Alsace is one of France’s most picturesque regions and has a lot in common with its neighbour, Germany, in terms of architecture, customs, cuisine and even language. It is famous for its white wines and the vineyards grow at the foot of the gently sloping Vosges mountains.
I have been to Colmar twice before, once with Black Cat when she was thirteen (18 years ago) and once with Jean Michel, 14 years ago, when we spent two weeks visiting such lovely little villages as Roquewihr and Haut Koenigsbourg and tasting wine. I remember liking it on both occasions, but am a bit worried that I can’t remember it at all except for one particular place on the canal. Jean Michel only remembers a couple of things as well.
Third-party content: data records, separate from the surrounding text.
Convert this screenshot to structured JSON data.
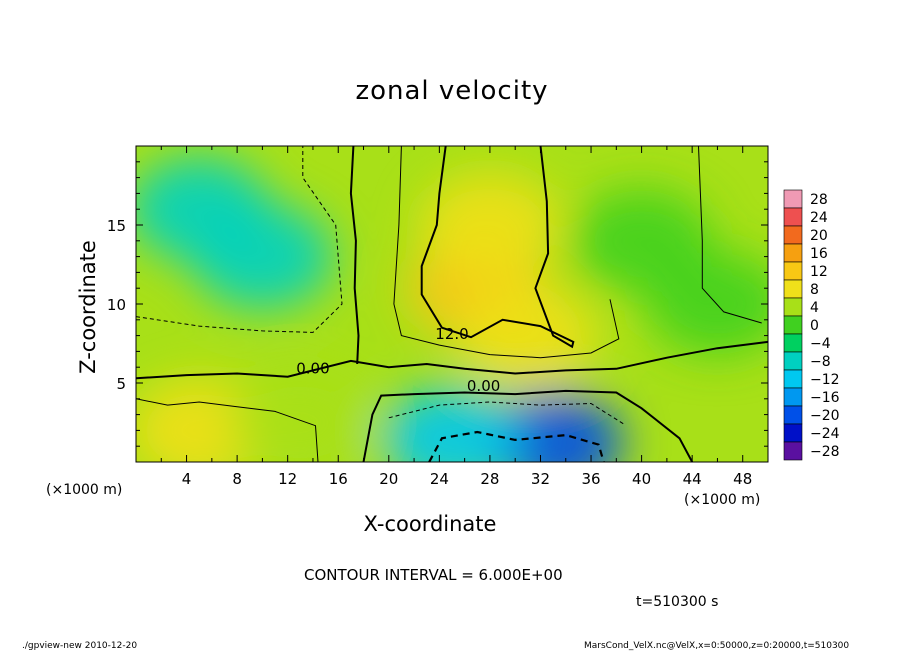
{
  "chart_data": {
    "type": "heatmap",
    "title": "zonal velocity",
    "xlabel": "X-coordinate",
    "ylabel": "Z-coordinate",
    "x_unit_left": "(×1000 m)",
    "x_unit_right": "(×1000 m)",
    "xlim": [
      0,
      50
    ],
    "ylim": [
      0,
      20
    ],
    "x_ticks": [
      "4",
      "8",
      "12",
      "16",
      "20",
      "24",
      "28",
      "32",
      "36",
      "40",
      "44",
      "48"
    ],
    "y_ticks": [
      "5",
      "10",
      "15"
    ],
    "colorbar": {
      "levels": [
        "28",
        "24",
        "20",
        "16",
        "12",
        "8",
        "4",
        "0",
        "−4",
        "−8",
        "−12",
        "−16",
        "−20",
        "−24",
        "−28"
      ],
      "colors": [
        "#f09ab4",
        "#ee5050",
        "#f26a1e",
        "#f6a010",
        "#f8c814",
        "#f0e01a",
        "#a8e018",
        "#40d020",
        "#00d060",
        "#00d0c0",
        "#00c8f0",
        "#0098f0",
        "#0050e8",
        "#0010c8",
        "#5a10a0"
      ]
    },
    "contour_labels": [
      "12.0",
      "0.00",
      "0.00"
    ],
    "contour_interval": "CONTOUR INTERVAL = 6.000E+00",
    "time_text": "t=510300 s",
    "footer_left": "./gpview-new  2010-12-20",
    "footer_right": "MarsCond_VelX.nc@VelX,x=0:50000,z=0:20000,t=510300",
    "field_blobs": [
      {
        "x": 10,
        "z": 13,
        "u": -8
      },
      {
        "x": 5,
        "z": 16,
        "u": -5
      },
      {
        "x": 27,
        "z": 11,
        "u": 14
      },
      {
        "x": 28,
        "z": 15,
        "u": 10
      },
      {
        "x": 31,
        "z": 8,
        "u": 10
      },
      {
        "x": 33,
        "z": 1.2,
        "u": -20
      },
      {
        "x": 25,
        "z": 1.5,
        "u": -12
      },
      {
        "x": 5,
        "z": 2,
        "u": 9
      },
      {
        "x": 13,
        "z": 2.5,
        "u": 7
      },
      {
        "x": 40,
        "z": 14,
        "u": 3
      },
      {
        "x": 46,
        "z": 10,
        "u": 1
      }
    ]
  }
}
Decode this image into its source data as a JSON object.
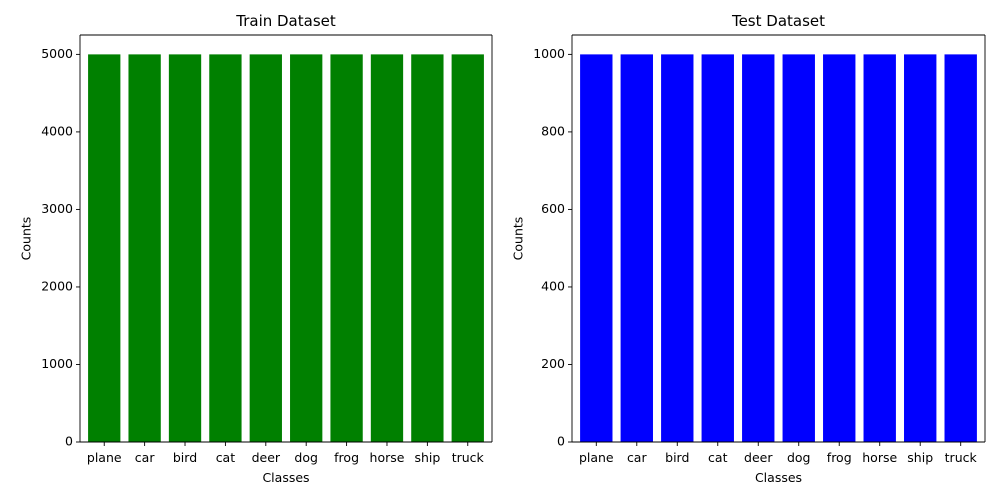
{
  "chart_data": [
    {
      "type": "bar",
      "title": "Train Dataset",
      "xlabel": "Classes",
      "ylabel": "Counts",
      "categories": [
        "plane",
        "car",
        "bird",
        "cat",
        "deer",
        "dog",
        "frog",
        "horse",
        "ship",
        "truck"
      ],
      "values": [
        5000,
        5000,
        5000,
        5000,
        5000,
        5000,
        5000,
        5000,
        5000,
        5000
      ],
      "ylim": [
        0,
        5250
      ],
      "yticks": [
        0,
        1000,
        2000,
        3000,
        4000,
        5000
      ],
      "color": "#008000",
      "grid": false,
      "legend": false
    },
    {
      "type": "bar",
      "title": "Test Dataset",
      "xlabel": "Classes",
      "ylabel": "Counts",
      "categories": [
        "plane",
        "car",
        "bird",
        "cat",
        "deer",
        "dog",
        "frog",
        "horse",
        "ship",
        "truck"
      ],
      "values": [
        1000,
        1000,
        1000,
        1000,
        1000,
        1000,
        1000,
        1000,
        1000,
        1000
      ],
      "ylim": [
        0,
        1050
      ],
      "yticks": [
        0,
        200,
        400,
        600,
        800,
        1000
      ],
      "color": "#0000ff",
      "grid": false,
      "legend": false
    }
  ]
}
With a little over two hours before sunset, we head straight for the tourist office after checking into our hotel and follow the itinerary proposed in the brochure. A more leisurely visit would have been better just to soak up the atmosphere and appreciate all the lovely half-timbered houes. We are also surprised by how busy the centre is. Lots of school children and their parents suddenly flood the streets.
At 6.30 pm, we have finished the tour and can have a well-earned glass of local riesling and a flammekeusche, the thin-crust onion, bacon and cream tart so popular in the area.
We find another venue for dinner and another well-known local dish: sauerkraut, pork and potatoes followed by an ice-cream kugelhof. By now, the streets are nearly deserted.